Exchange uses a similar log file play down if it detects a corrupt database page. According to Microsoft however, “Lagged copies aren’t patchable with the ESE single page restore feature. If a lagged copy encounters database page corruption (for example, a -1018 error), it will have to be reseeded (which will lose the lagged aspect of the copy)”.
Another change that Microsoft has made to lagged copies is that it is now possible to activate a lagged copy and bring it to a current state, even if the transaction logs are not available. This is due to a new feature called the Safety Net. The Safety Net replaces the transport dumpster. Its job is to store copies of every message that has been successfully delivered to an active mailbox database. If a lagged database copy needs to be activated and the transaction logs are not available, Exchange can use the Safety Net’s contents to bring the database into a current state.
One of the most welcome changes that Microsoft has made to DAGs is that it is now possible to use DAGs to protect your public folders. In Exchange Server 2010, DAGs could only protect mailbox databases, not public folder databases. Public folder databases do not exist in Exchange 2010. Instead, public folders are stored in mailbox databases, which make it possible to use DAGs to protect public folders.
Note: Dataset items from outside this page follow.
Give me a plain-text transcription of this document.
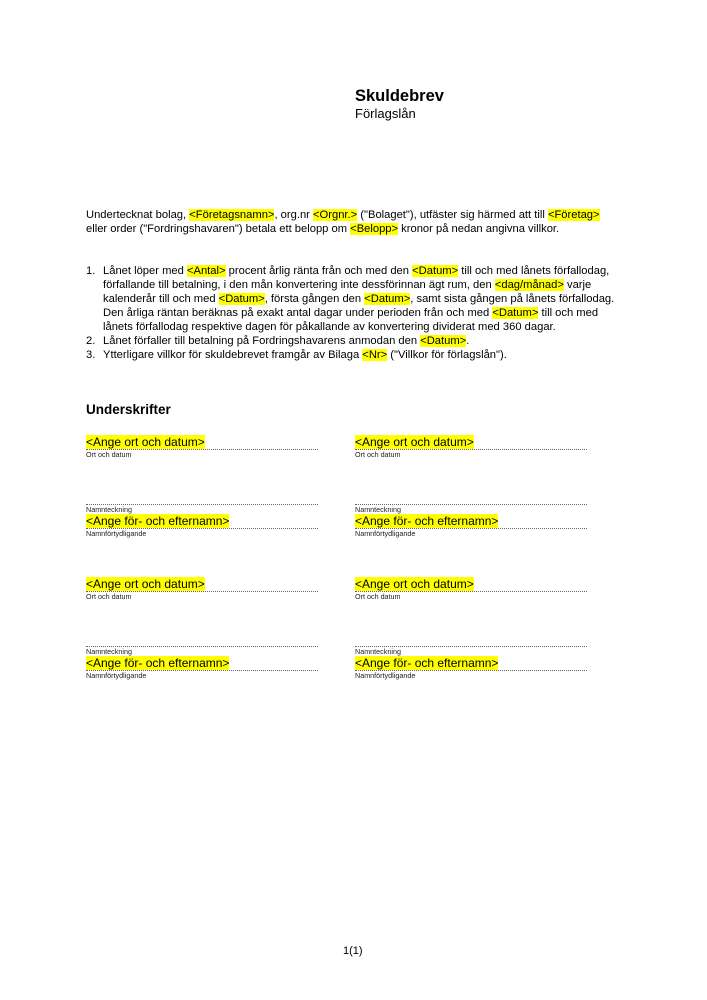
Skuldebrev
Förlagslån
Undertecknat bolag, <Företagsnamn>, org.nr <Orgnr.> ("Bolaget"), utfäster sig härmed att till <Företag> eller order ("Fordringshavaren") betala ett belopp om <Belopp> kronor på nedan angivna villkor.
1. Lånet löper med <Antal> procent årlig ränta från och med den <Datum> till och med lånets förfallodag, förfallande till betalning, i den mån konvertering inte dessförinnan ägt rum, den <dag/månad> varje kalenderår till och med <Datum>, första gången den <Datum>, samt sista gången på lånets förfallodag. Den årliga räntan beräknas på exakt antal dagar under perioden från och med <Datum> till och med lånets förfallodag respektive dagen för påkallande av konvertering dividerat med 360 dagar.
2. Lånet förfaller till betalning på Fordringshavarens anmodan den <Datum>.
3. Ytterligare villkor för skuldebrevet framgår av Bilaga <Nr> ("Villkor för förlagslån").
Underskrifter
<Ange ort och datum>
Ort och datum
Namnteckning
<Ange för- och efternamn>
Namnförtydligande
<Ange ort och datum>
Ort och datum
Namnteckning
<Ange för- och efternamn>
Namnförtydligande
<Ange ort och datum>
Ort och datum
Namnteckning
<Ange för- och efternamn>
Namnförtydligande
<Ange ort och datum>
Ort och datum
Namnteckning
<Ange för- och efternamn>
Namnförtydligande
1(1)
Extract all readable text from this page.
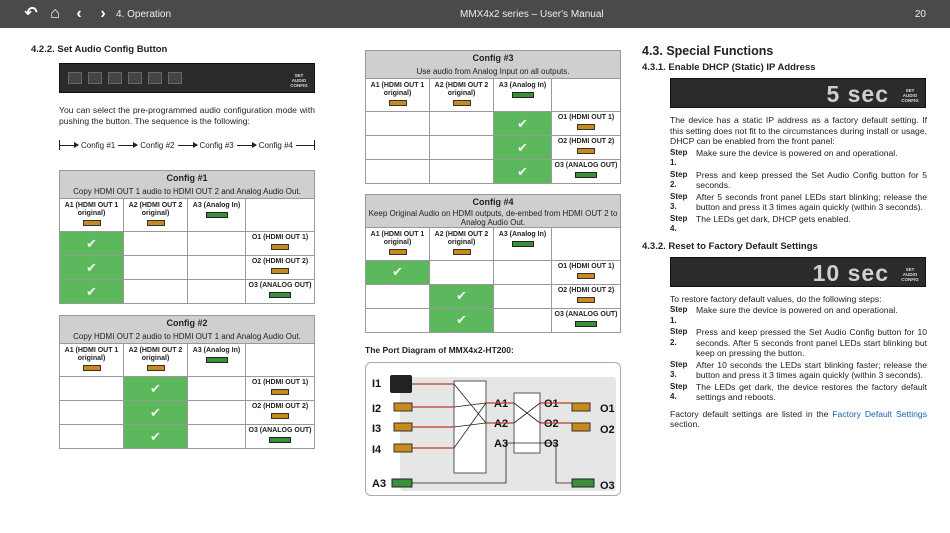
↶ ⌂	‹	›	4. Operation	MMX4x2 series – User's Manual	20
4.2.2. Set Audio Config Button
SET AUDIO CONFIG

You can select the pre-programmed audio configuration mode with pushing the button. The sequence is the following:

Config #1	Config #2	Config #3	Config #4
Config #1			
Copy HDMI OUT 1 audio to HDMI OUT 2 and Analog Audio Out.			

A1 (HDMI OUT 1 original)	A2 (HDMI OUT 2 original)	A3 (Analog In)	

✔			O1 (HDMI OUT 1)

✔			O2 (HDMI OUT 2)

✔			O3 (ANALOG OUT)
Config #2			
Copy HDMI OUT 2 audio to HDMI OUT 1 and Analog Audio Out.			

A1 (HDMI OUT 1 original)	A2 (HDMI OUT 2 original)	A3 (Analog In)	

	✔		O1 (HDMI OUT 1)

	✔		O2 (HDMI OUT 2)

	✔		O3 (ANALOG OUT)
Config #3			
Use audio from Analog Input on all outputs.			

A1 (HDMI OUT 1 original)	A2 (HDMI OUT 2 original)	A3 (Analog In)	

		✔	O1 (HDMI OUT 1)

		✔	O2 (HDMI OUT 2)

		✔	O3 (ANALOG OUT)
Config #4			
Keep Original Audio on HDMI outputs, de-embed from HDMI OUT 2 to Analog Audio Out.			

A1 (HDMI OUT 1 original)	A2 (HDMI OUT 2 original)	A3 (Analog In)	

✔			O1 (HDMI OUT 1)

	✔		O2 (HDMI OUT 2)

	✔		O3 (ANALOG OUT)
The Port Diagram of MMX4x2-HT200:
I1
I2
I3
I4
A3
A1
A2
A3
O1
O2
O3
O1
O2
O3
4.3. Special Functions
4.3.1. Enable DHCP (Static) IP Address
5 sec	SET AUDIO CONFIG

The device has a static IP address as a factory default setting. If this setting does not fit to the circumstances during install or usage, DHCP can be enabled from the front panel:

Step 1.
Make sure the device is powered on and operational.
Step 2.
Press and keep pressed the Set Audio Config button for 5 seconds.
Step 3.
After 5 seconds front panel LEDs start blinking; release the button and press it 3 times again quickly (within 3 seconds).
Step 4.
The LEDs get dark, DHCP gets enabled.
4.3.2. Reset to Factory Default Settings
10 sec	SET AUDIO CONFIG

To restore factory default values, do the following steps:

Step 1.
Make sure the device is powered on and operational.
Step 2.
Press and keep pressed the Set Audio Config button for 10 seconds. After 5 seconds front panel LEDs start blinking but keep on pressing the button.
Step 3.
After 10 seconds the LEDs start blinking faster; release the button and press it 3 times again quickly (within 3 seconds).
Step 4.
The LEDs get dark, the device restores the factory default settings and reboots.

Factory default settings are listed in the Factory Default Settings section.
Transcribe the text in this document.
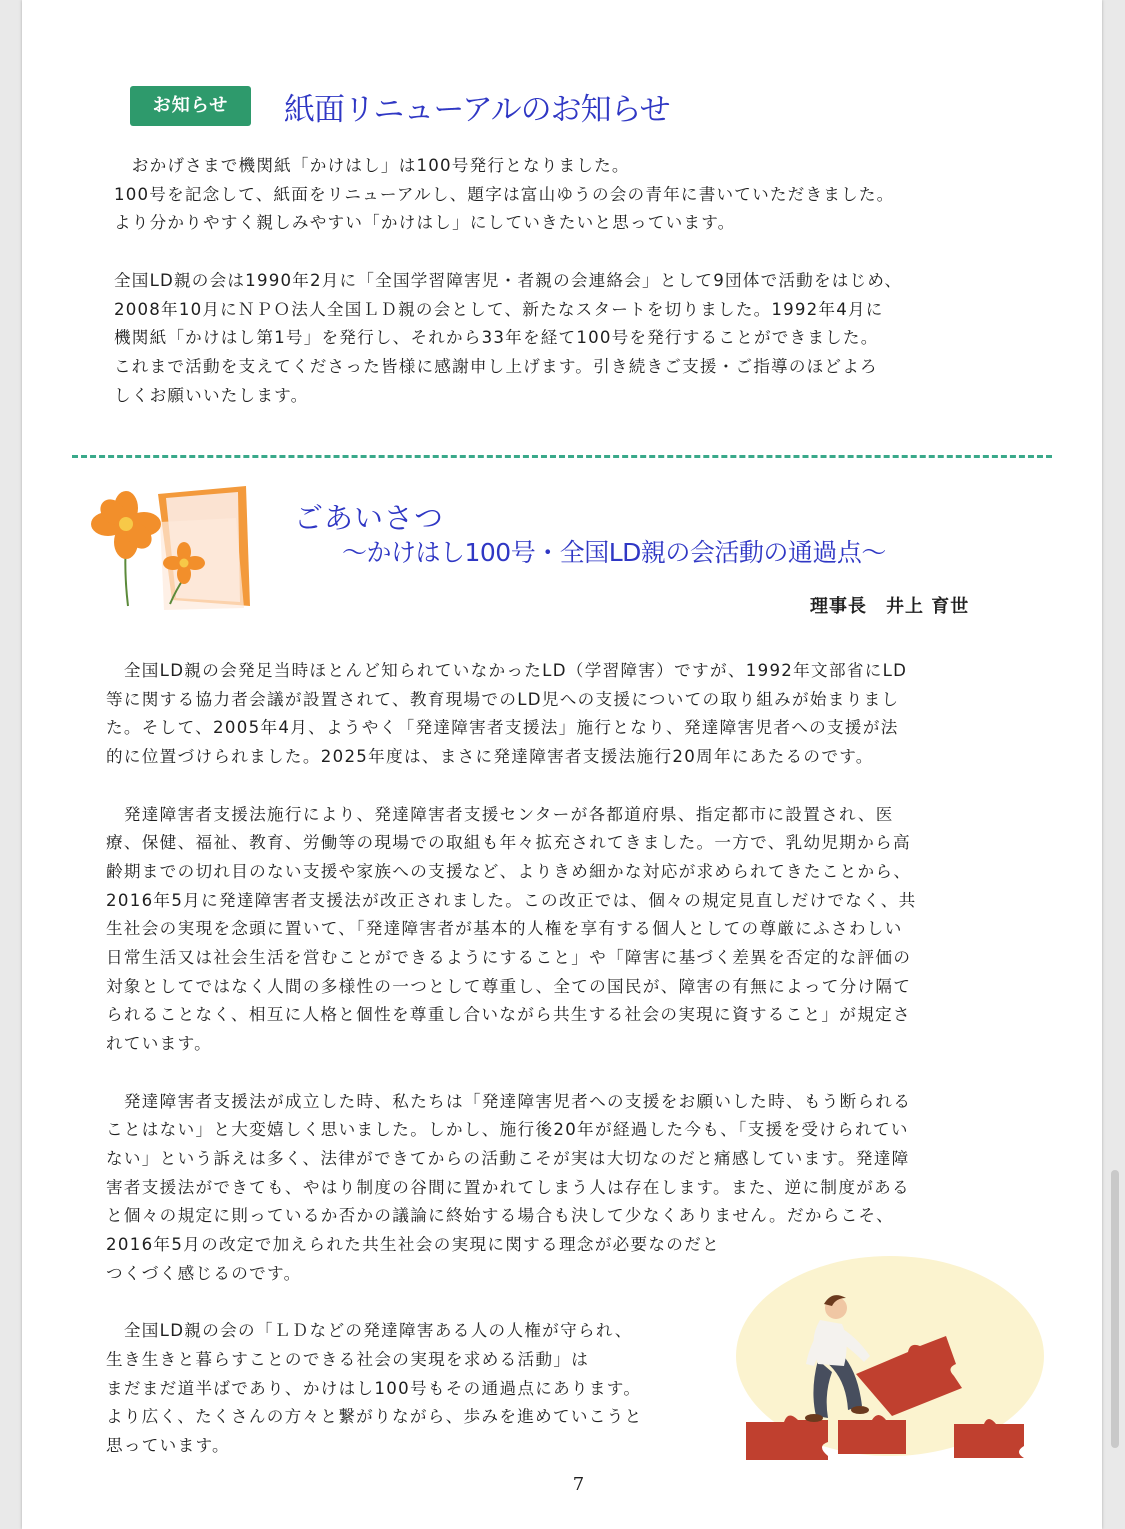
お知らせ	紙面リニューアルのお知らせ

　おかげさまで機関紙「かけはし」は100号発行となりました。

100号を記念して、紙面をリニューアルし、題字は富山ゆうの会の青年に書いていただきました。

より分かりやすく親しみやすい「かけはし」にしていきたいと思っています。

全国LD親の会は1990年2月に「全国学習障害児・者親の会連絡会」として9団体で活動をはじめ、

2008年10月にＮＰＯ法人全国ＬＤ親の会として、新たなスタートを切りました。1992年4月に

機関紙「かけはし第1号」を発行し、それから33年を経て100号を発行することができました。

これまで活動を支えてくださった皆様に感謝申し上げます。引き続きご支援・ご指導のほどよろ

しくお願いいたします。

ごあいさつ
～かけはし100号・全国LD親の会活動の通過点～
理事長　井上 育世

　全国LD親の会発足当時ほとんど知られていなかったLD（学習障害）ですが、1992年文部省にLD

等に関する協力者会議が設置されて、教育現場でのLD児への支援についての取り組みが始まりまし

た。そして、2005年4月、ようやく「発達障害者支援法」施行となり、発達障害児者への支援が法

的に位置づけられました。2025年度は、まさに発達障害者支援法施行20周年にあたるのです。

　発達障害者支援法施行により、発達障害者支援センターが各都道府県、指定都市に設置され、医

療、保健、福祉、教育、労働等の現場での取組も年々拡充されてきました。一方で、乳幼児期から高

齢期までの切れ目のない支援や家族への支援など、よりきめ細かな対応が求められてきたことから、

2016年5月に発達障害者支援法が改正されました。この改正では、個々の規定見直しだけでなく、共

生社会の実現を念頭に置いて、「発達障害者が基本的人権を享有する個人としての尊厳にふさわしい

日常生活又は社会生活を営むことができるようにすること」や「障害に基づく差異を否定的な評価の

対象としてではなく人間の多様性の一つとして尊重し、全ての国民が、障害の有無によって分け隔て

られることなく、相互に人格と個性を尊重し合いながら共生する社会の実現に資すること」が規定さ

れています。

　発達障害者支援法が成立した時、私たちは「発達障害児者への支援をお願いした時、もう断られる

ことはない」と大変嬉しく思いました。しかし、施行後20年が経過した今も、「支援を受けられてい

ない」という訴えは多く、法律ができてからの活動こそが実は大切なのだと痛感しています。発達障

害者支援法ができても、やはり制度の谷間に置かれてしまう人は存在します。また、逆に制度がある

と個々の規定に則っているか否かの議論に終始する場合も決して少なくありません。だからこそ、

2016年5月の改定で加えられた共生社会の実現に関する理念が必要なのだと

つくづく感じるのです。

　全国LD親の会の「ＬＤなどの発達障害ある人の人権が守られ、

生き生きと暮らすことのできる社会の実現を求める活動」は

まだまだ道半ばであり、かけはし100号もその通過点にあります。

より広く、たくさんの方々と繋がりながら、歩みを進めていこうと

思っています。

7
The most significant changes that Microsoft has made to DAGs include the ability to fail over at the datacenter level, the ability to use DAGs to provide high availability for public folders, and automated maintenance for lagged copies. In addition, Microsoft has also built in some minor improvements such as automatic database reseeding after a storage failure, and automated notification in situations in which only a single healthy copy of a DAG exists.